According to the two men, more than 90 small business owners continue to work in the area, many of them as tenants. In 2005, there were more than 200 companies employing between 1,400 and 1,800 people, according to a Hunter College study.

Olaya accused de Blasio’s administration of “cheating” landlords, pointing to how many were eventually evicted after struggling to survive in a location far from their customers.

But even so, Olaya said he was ready to move on.

“The fact is that we now have a new administration,” he said. “We have a good mayor. We want to speak with the mayor about his solution for us.

These days, Olaya runs her business from a van parked in the Iron Triangle. At the start of the pandemic, he helped equip taxis with plastic partitions to prevent the spread of the virus.

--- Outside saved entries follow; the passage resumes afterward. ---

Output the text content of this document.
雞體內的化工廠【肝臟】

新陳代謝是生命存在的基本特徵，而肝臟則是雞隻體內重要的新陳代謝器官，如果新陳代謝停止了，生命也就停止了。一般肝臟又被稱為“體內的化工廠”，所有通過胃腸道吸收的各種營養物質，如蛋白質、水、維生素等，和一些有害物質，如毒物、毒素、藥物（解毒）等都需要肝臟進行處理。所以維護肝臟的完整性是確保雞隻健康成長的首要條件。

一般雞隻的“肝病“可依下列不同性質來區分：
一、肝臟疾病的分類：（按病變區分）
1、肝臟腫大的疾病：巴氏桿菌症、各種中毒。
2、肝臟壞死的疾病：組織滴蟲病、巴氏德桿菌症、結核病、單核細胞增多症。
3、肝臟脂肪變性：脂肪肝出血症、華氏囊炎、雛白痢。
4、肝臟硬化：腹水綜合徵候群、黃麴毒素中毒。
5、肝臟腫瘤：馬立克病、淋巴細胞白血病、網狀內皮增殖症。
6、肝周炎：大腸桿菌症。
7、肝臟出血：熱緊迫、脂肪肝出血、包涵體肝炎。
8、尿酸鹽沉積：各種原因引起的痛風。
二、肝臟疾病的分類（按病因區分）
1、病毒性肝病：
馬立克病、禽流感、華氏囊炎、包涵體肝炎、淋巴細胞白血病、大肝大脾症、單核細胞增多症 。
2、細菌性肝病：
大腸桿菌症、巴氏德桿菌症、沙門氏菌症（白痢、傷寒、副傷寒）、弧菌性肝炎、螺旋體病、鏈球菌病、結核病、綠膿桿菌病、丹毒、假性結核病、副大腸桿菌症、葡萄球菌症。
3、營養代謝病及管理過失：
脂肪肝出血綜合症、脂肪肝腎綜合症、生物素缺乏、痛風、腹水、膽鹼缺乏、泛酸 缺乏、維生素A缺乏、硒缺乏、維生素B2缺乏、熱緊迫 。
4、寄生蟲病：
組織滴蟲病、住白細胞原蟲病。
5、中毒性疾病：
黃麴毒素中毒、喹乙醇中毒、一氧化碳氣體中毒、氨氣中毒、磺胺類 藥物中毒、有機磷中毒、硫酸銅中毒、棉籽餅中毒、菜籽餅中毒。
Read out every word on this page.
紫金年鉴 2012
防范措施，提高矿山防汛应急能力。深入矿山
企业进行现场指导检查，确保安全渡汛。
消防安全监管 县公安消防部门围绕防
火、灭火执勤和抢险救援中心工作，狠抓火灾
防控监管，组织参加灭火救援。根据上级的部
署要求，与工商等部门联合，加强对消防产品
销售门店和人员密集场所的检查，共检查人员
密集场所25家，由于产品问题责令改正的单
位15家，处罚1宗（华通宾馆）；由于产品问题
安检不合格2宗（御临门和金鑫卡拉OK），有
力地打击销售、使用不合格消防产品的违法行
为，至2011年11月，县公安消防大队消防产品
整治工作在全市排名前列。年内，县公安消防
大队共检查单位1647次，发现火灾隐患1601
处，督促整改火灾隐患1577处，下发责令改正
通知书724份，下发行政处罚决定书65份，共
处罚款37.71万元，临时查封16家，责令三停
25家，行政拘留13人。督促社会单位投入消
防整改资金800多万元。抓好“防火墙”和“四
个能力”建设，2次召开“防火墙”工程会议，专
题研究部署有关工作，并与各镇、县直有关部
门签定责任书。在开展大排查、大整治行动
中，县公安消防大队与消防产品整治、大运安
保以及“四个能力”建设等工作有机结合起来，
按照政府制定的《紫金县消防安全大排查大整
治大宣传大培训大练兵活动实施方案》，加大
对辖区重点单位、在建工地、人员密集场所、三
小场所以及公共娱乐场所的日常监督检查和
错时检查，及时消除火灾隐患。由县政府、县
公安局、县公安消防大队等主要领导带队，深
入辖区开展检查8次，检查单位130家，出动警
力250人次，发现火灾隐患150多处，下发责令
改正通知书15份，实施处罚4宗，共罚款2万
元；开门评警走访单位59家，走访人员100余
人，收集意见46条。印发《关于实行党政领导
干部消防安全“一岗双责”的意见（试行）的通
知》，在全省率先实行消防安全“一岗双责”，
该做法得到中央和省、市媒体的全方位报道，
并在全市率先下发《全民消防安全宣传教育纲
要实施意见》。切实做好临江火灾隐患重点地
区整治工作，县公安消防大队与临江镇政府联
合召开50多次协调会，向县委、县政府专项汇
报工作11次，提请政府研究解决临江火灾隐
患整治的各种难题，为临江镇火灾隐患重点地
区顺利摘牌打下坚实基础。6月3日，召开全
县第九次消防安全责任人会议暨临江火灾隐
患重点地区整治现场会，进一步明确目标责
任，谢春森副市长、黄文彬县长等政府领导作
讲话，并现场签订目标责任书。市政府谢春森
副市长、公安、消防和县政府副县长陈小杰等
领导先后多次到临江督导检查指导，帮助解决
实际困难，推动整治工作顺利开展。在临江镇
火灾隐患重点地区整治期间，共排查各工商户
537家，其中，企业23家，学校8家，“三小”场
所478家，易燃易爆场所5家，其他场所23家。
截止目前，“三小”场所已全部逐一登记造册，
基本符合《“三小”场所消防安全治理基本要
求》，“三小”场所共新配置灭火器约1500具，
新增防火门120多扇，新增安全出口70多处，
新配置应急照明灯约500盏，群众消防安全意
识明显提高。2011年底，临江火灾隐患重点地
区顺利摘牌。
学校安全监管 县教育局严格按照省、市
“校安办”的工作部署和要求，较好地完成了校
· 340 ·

During an interview on WNYC a few hours after the announcement, Adams said he planned to take a guided tour of the area with City Council member Francisco Moya, who represents the neighborhood and was among those who took part. is pushing for a football stadium. Moya’s support is essential for the plan to be passed by city council, the penultimate step in the city’s lengthy land use approval process. Final approval rests with the mayor.

“I love talking to New Yorkers on the court,” he said.

But he also pointed to the city’s previous settlement agreement.

“There are going to be some – a small number of people – who believe it could have been done differently,” he said. “We understand that and we respect that and we want to find a place [where] they are whole.